I like to play with things. I'm a convinced believer of the "BOLD, revert, discuss" principle, which usually goes this way for me: I screw things up, people complain, I revert the changes, and we discuss them — and what would have been better.
Of course, while being bold, I'm usually not being reckless. Almost everything is discussed on IRC. If I feel there are enough people backing me up, I go and implement it. I'm always the one who volunteers to do the most crazy stuff, which nobody else will dare to do. I piss people off and get away with it, and frankly, I like to study their reactions.

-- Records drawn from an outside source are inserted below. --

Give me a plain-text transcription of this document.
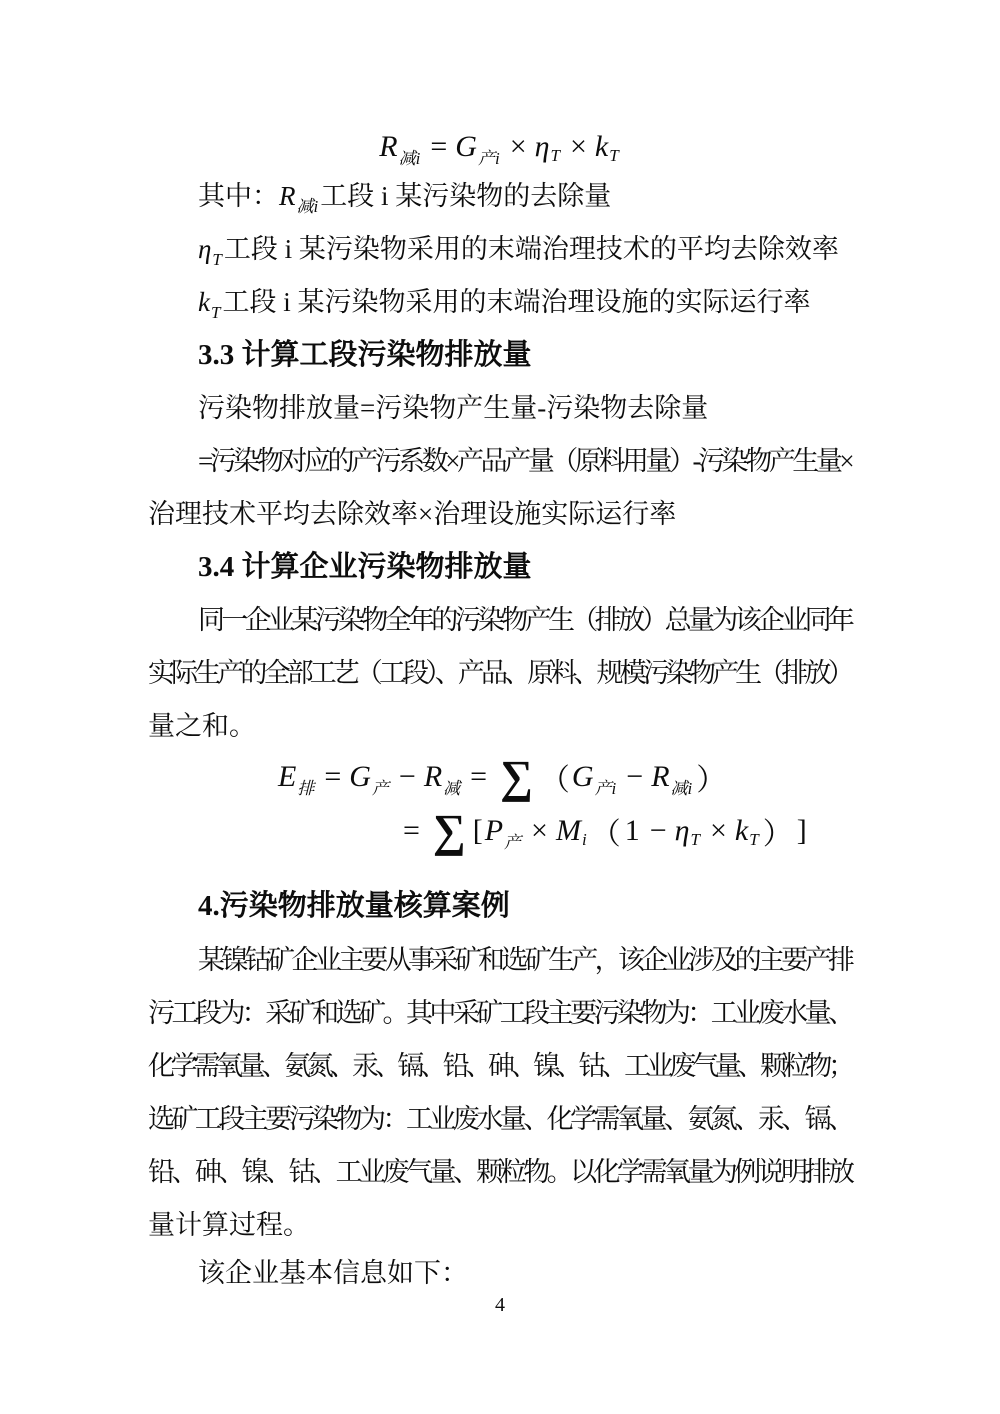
R 减i = G 产i × η T × k T
其中：$R_{减i}$工段 i 某污染物的去除量
$\eta_T$工段 i 某污染物采用的末端治理技术的平均去除效率
$k_T$工段 i 某污染物采用的末端治理设施的实际运行率
3.3 计算工段污染物排放量
污染物排放量=污染物产生量-污染物去除量
=污染物对应的产污系数×产品产量（原料用量）-污染物产生量×
治理技术平均去除效率×治理设施实际运行率
3.4 计算企业污染物排放量
同一企业某污染物全年的污染物产生（排放）总量为该企业同年
实际生产的全部工艺（工段）、产品、原料、规模污染物产生（排放）
量之和。
E 排 = G 产 − R 减 = ∑ （ G 产i − R 减i ）
= ∑ [ P 产 × M i （ 1 − η T × k T ） ]
4.污染物排放量核算案例
某镍钴矿企业主要从事采矿和选矿生产，该企业涉及的主要产排
污工段为：采矿和选矿。其中采矿工段主要污染物为：工业废水量、
化学需氧量、氨氮、汞、镉、铅、砷、镍、钴、工业废气量、颗粒物；
选矿工段主要污染物为：工业废水量、化学需氧量、氨氮、汞、镉、
铅、砷、镍、钴、工业废气量、颗粒物。以化学需氧量为例说明排放
量计算过程。
该企业基本信息如下：
4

So, in essence, one can say that there is a cabal, from a certain point of view, like Obi-Wan said. Most of the brainstorming and decision-making occurs on IRC, and I'm quite happy with this approach — I'll explain why. However, our little IRC gang is not so secret after all, and thus not a "cabal" in the traditional sense. The process is not transparent for the average Wookieepedian, but most of them know who is responsible, and that is enough.
One problem with today's Wookieepedia is its obsession with bureaucracy and instruction creep. This is what Wikipedia is not, but apparently on Wookieepedia it's okay to have a detailed policy on everything and then enforce it to the letter. In the Olden Days™, I got frowned upon for enforcing the 3RR for the sake of it. Nowadays, such behavior is considered the norm.
I'm also concerned about "literalists", people who think our policies are to be followed strictly and to the letter, and who argue about the intended meaning of text. The fact that the Wikipedia-imported "ignore all rules" policy was outvoted so quickly is rather troubling.
The CT is slow and unresponsive — it has always been, but while it was okay when we didn't have many contributors, now it's simply unacceptable. Hence my obsession with avoiding votes whenever necessary and with the "finding consensus, not voting" stuff. Generally, I close discussions as soon as it makes sense — as soon as either it becomes evident that it's going somewhere, or it becomes evident that it's not going anywhere. Really pressing issues like sourcing get closed rather quickly. For VFDs, on the other paw, there is no deadline, and some stay there for weeks.
Sometimes I close discussions rather abruptly, inventing some lame cop-outs for what are really "cabal decisions" or my own meddling. This is all a case of "the ends justify the means" — in my opinion, at least. You know, I envy Sailor Pluto and other characters with an "omniscient morality license", who can do all kinds of crazy things because they just know it will turn out okay.
The CT is by no means just a "rubber stamp" whose sole purpose is to approve pre-discussed things — sometimes these pre-discussed things get rejected instead. But as it stands now, most of our CT-ers are rather inert and won't propose anythign radical. Fresh ideas, initial brainstorming and experimentation — all these things require operativity and constant feedback, and so far, IRC (whose promotion on Wookieepedia remains one of my primary goals) has been rather successful in this respect.